Let’s look at the first ston first!
Funding a Buy to Let Property
There are several options to Fun a Buy to Let Property.
a) Use your existing savings
b) Raise funds from equity on your home
c) Raise funds from equity in your existing property portfolio
d) Borrow or get given the money from rich relatives and friends
We’ll briefly discuss the Pros and Cons of these different methods of financing your buy to let property here and may link to more detailed artices later.
a) Use your existing savings
If you have existing savings earning minimum interest in savings and builing society accounts, this can be a good way of funding your property purchase.
One disadvanatge is that you won’t be able to claim tax relief on any mortgage interest.
b) Raise funds from equity on your home
If you are living in a home that is worth £200,000 and you only have a mortgage of say £50,000, then you have £150,000 of available equity.
You could remortgage your existing home to raise the finance to purchase your buy to let property. In the above example, a 75% loan to value mortgage on a property worth £200,000 would result in a £150,000 mortgage. Deducting the £50,000 existing debt on your current property would mean you would have £100,000 available to fund your buy to let purchase!
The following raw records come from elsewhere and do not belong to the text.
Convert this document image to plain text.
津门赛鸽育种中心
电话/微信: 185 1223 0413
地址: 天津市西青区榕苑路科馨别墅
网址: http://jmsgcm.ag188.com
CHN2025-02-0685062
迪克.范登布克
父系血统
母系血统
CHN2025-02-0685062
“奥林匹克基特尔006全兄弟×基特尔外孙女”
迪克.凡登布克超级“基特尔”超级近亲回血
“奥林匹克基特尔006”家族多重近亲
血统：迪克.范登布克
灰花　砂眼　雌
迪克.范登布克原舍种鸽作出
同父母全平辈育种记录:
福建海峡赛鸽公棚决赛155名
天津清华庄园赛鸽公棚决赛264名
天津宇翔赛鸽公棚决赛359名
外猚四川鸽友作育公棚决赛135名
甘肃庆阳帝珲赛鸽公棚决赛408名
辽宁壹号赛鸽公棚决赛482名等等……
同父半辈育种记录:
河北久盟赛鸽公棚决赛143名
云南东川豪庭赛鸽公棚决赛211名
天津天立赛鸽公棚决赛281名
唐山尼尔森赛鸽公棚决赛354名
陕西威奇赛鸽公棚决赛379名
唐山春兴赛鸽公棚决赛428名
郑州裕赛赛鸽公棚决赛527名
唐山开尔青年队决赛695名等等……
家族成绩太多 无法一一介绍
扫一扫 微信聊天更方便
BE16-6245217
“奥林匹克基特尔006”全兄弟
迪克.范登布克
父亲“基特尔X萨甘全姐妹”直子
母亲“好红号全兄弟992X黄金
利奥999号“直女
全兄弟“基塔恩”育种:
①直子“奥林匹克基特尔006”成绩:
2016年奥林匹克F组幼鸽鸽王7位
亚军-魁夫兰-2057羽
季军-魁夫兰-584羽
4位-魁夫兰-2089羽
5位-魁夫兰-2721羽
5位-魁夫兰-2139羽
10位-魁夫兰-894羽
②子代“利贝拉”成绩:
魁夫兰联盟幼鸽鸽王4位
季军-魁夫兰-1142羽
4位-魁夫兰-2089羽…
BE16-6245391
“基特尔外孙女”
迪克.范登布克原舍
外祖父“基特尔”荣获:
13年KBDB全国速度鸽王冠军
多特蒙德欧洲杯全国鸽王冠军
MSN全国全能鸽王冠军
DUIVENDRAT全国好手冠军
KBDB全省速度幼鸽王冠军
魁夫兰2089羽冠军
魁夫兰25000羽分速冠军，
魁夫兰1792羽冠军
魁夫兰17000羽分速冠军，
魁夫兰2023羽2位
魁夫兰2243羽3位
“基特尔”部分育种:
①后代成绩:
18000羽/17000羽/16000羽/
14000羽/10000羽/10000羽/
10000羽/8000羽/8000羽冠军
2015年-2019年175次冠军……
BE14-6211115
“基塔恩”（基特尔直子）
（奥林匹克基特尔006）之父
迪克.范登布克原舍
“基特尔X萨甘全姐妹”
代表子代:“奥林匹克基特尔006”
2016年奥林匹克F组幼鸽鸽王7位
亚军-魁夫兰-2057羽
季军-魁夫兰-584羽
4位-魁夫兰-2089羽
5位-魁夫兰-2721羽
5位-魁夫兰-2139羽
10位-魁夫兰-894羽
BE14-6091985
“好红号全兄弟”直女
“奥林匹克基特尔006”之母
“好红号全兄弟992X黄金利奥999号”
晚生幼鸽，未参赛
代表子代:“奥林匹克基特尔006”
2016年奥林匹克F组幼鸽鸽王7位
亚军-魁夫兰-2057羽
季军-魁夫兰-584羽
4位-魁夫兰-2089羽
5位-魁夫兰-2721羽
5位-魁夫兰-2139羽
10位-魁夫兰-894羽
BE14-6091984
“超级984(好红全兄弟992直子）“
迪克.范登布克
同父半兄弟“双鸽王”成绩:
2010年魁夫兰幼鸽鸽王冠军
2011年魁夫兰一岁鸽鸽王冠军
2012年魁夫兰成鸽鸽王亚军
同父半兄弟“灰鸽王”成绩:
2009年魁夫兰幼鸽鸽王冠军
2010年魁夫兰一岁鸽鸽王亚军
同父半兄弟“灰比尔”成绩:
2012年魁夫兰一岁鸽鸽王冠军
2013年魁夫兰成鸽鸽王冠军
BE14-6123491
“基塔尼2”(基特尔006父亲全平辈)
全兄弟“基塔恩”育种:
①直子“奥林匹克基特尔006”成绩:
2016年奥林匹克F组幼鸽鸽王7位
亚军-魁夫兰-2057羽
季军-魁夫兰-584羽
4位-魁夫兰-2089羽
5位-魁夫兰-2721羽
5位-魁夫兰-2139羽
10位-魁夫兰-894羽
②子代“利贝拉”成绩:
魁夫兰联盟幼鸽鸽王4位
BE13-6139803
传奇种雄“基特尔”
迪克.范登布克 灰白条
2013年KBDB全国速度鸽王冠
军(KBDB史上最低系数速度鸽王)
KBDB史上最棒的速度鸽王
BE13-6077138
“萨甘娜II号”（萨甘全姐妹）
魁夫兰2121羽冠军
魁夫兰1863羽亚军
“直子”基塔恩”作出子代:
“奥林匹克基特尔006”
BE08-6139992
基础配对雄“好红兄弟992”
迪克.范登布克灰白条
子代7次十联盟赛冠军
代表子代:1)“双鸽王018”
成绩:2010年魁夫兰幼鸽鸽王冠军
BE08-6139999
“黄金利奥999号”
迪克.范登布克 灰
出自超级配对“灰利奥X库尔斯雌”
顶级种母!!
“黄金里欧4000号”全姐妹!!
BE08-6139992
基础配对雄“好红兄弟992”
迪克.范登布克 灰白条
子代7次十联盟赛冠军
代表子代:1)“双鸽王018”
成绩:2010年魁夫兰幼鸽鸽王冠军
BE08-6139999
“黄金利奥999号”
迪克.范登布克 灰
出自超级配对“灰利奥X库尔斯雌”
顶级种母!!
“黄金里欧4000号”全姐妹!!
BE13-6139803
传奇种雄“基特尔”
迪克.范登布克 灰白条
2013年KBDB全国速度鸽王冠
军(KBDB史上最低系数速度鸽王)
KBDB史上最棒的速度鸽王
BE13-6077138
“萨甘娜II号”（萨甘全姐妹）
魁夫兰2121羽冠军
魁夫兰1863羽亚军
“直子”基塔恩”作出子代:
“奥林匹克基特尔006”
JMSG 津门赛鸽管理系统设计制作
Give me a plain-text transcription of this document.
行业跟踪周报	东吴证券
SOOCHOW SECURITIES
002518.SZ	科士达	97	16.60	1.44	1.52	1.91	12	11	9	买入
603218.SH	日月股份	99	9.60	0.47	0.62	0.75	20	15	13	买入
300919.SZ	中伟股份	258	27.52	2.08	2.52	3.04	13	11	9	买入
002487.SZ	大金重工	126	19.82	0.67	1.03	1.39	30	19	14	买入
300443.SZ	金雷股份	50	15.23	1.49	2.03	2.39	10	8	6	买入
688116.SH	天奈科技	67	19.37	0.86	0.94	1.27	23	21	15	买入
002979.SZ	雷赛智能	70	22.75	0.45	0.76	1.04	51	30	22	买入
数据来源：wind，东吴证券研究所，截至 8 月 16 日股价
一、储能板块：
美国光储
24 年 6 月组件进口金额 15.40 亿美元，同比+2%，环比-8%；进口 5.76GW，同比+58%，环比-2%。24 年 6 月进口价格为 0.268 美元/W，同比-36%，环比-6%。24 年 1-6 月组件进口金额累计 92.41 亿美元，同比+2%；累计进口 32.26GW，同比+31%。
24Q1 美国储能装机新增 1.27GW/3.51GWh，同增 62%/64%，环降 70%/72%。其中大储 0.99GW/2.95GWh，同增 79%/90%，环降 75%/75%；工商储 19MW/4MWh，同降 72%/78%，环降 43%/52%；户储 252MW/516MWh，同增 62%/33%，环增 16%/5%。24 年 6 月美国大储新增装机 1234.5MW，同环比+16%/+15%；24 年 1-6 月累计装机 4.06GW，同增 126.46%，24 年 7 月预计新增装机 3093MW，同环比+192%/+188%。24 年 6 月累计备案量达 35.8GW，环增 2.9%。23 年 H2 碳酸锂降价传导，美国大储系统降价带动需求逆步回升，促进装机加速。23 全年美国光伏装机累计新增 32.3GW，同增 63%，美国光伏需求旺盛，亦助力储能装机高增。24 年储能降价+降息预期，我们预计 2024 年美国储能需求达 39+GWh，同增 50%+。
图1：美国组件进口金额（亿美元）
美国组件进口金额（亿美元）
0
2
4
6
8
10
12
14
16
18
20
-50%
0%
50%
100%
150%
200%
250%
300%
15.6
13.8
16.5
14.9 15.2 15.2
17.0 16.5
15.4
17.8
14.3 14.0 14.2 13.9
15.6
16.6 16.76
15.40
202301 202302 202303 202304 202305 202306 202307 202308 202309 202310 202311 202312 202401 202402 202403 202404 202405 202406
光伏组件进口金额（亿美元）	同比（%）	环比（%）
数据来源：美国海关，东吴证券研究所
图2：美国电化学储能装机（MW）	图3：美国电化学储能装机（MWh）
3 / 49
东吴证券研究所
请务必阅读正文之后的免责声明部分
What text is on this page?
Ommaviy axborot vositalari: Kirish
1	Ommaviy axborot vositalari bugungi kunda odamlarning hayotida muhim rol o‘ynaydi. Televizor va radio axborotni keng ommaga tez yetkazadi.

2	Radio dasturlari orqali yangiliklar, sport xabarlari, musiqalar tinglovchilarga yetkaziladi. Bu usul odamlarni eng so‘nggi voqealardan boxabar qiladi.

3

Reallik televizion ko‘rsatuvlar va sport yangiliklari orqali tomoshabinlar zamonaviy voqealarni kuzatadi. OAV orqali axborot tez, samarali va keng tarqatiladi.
This method has several advantages:
- All the £100,000 could be used to purchase the Buy to Let property – you don’t have to find a seperate deposit.
- The interest charged on you normal household mortage is typically 1.5% less than a buy to let mortgage
One disadvanage is that you won’t automatically be able to claim back tax relief on the mortgage interest payments. Most Accounants differ on the approach, but as long as you make it clear that the sole reason for remortgaging your home was to raise funds for buy to let purchases, then in theory you can claim the tax relief. However be prepared to argue your case with the tax inspector in the event of audit and their decison might not go your way.
c) Raise funds from equity in your existing property portfolio.
This is the method we are using. We currently have 2 properties:
Property 1 was purchased in June 2003 using our savings and cost £28,000 when purchased. In November 2011, it is worth in the region of £50,000 to £60,000. At the peak of the UK housing market around 2008, similar properties were selling for as high as £67,000.
Property 2 was purchased in April 2007, just before the UK housing market peaked. It was pruchased using funds raised on the equity of our home and cost £76,601 when purchased. In November 2011, it is worth in the region of £65,000, so we are taking out a 65% loan to value buy to let mortgage, which will provide us with a loan on £42,250.
d) Borrow or get given the money from rich relatives and friends
We are unable to tap in to this source of funding, but if things continue as planned we will be able to help out children out in the future so they can get on the buy to let property ladder themselves.
Finding a Buy to Let Property
So once you have the funding ready, it’s time to find a suitable buy to let property. We will share our method for finding inexpensive buy to let properties that have good rental income yield in a future post.